Do B300 servers require liquid cooling?

Yes. Each B300 GPU operates at up to 1,000 W TDP, and a fully loaded 8-GPU NVL8 system draws 14 to 18 kW from GPU compute alone. This thermal density exceeds what air cooling can manage reliably at sustained workloads. Direct liquid cooling with GPU cold plates is the standard approach. NVL16 systems require even more robust cooling infrastructure given their higher total power draw.

What networking is needed for a multi-node B300 server cluster?

NVIDIA Quantum-X800 InfiniBand at 800 Gbps per GPU is the recommended fabric for tightly coupled B300 training clusters. For Ethernet-native deployments, NVIDIA Spectrum-X800 provides equivalent bandwidth with AI-optimized congestion control. Under-provisioning inter-node networking creates gradient synchronization bottlenecks that limit the scaling efficiency of distributed training.

What OEM platforms offer B300 GPU servers?

Leading OEMs offering B300 server platforms include Supermicro, ASUS, Gigabyte, and MITAC. Each implements the HGX B300 baseboard within their own chassis and CPU architecture, with variations in system memory capacity, storage options, cooling design, and expansion. Saitech offers pre-configured and validated systems from all of these OEMs.

How is B300 inference performance different from B200?

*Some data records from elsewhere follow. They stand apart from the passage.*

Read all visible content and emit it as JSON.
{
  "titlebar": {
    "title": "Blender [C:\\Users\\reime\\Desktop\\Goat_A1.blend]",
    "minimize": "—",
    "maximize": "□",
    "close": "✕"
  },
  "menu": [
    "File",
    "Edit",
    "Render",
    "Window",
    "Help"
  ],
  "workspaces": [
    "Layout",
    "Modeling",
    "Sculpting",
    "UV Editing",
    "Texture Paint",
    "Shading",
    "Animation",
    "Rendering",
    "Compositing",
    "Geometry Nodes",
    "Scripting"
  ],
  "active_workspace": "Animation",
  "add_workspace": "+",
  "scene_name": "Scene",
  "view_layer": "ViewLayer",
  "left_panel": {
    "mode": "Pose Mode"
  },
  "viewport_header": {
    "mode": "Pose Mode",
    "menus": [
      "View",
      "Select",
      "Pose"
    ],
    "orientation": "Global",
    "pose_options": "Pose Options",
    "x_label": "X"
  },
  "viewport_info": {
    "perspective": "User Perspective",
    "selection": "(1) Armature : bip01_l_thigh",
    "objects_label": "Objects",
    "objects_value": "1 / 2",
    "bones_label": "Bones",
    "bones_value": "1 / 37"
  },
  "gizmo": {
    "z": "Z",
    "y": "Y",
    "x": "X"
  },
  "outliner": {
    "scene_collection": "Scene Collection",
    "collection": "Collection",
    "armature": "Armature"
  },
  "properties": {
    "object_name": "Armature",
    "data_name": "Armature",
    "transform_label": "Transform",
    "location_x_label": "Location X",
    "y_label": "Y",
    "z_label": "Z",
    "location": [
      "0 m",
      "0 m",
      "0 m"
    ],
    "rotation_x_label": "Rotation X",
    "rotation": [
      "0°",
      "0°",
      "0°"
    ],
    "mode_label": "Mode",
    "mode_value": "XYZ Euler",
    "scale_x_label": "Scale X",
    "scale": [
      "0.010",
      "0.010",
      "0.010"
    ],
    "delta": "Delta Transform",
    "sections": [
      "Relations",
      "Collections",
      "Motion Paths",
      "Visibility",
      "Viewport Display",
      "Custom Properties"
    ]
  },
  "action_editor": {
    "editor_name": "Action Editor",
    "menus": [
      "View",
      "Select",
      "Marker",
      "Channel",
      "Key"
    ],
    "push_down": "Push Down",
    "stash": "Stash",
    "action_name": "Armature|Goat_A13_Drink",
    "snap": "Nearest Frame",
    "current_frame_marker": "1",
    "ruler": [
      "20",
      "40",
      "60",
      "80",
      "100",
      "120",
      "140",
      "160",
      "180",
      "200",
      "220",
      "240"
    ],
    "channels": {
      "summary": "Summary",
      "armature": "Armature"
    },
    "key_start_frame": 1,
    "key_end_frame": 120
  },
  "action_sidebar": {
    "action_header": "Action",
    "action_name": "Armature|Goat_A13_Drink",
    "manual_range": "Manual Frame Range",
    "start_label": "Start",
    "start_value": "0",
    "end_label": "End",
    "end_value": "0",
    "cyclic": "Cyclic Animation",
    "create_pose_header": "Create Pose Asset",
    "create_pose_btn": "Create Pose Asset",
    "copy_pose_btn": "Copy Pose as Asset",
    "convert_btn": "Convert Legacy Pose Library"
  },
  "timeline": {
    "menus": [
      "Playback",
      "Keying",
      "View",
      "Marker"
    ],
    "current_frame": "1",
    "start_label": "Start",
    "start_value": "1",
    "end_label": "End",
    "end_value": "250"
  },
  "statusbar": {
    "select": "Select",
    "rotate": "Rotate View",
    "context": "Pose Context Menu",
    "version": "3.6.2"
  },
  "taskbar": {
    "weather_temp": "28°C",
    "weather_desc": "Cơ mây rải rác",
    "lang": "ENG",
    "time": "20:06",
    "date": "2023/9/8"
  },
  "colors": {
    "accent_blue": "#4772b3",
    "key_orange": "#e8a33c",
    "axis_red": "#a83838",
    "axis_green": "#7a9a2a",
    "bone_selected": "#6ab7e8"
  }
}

The B300 delivers 1.5x more dense FP4 Tensor Core FLOPS and 2x attention performance compared to B200. For inference workloads using FP4 quantization, this translates directly into higher tokens-per-second throughput and lower per-token latency at the same power envelope. The additional 108 GB of HBM3e memory per GPU also allows larger models or longer context windows to be served without memory constraints.

How do I choose the right B300 server configuration for my workload?

Start with your target model size and memory footprint. If your model fits within 2.3 TB of GPU memory, the NVL8 configuration is appropriate. If your model requires more than that or you want headroom for larger future models, evaluate the NVL16. From there, match the OEM platform to your CPU architecture preference, system memory requirements, and data center power and cooling capabilities.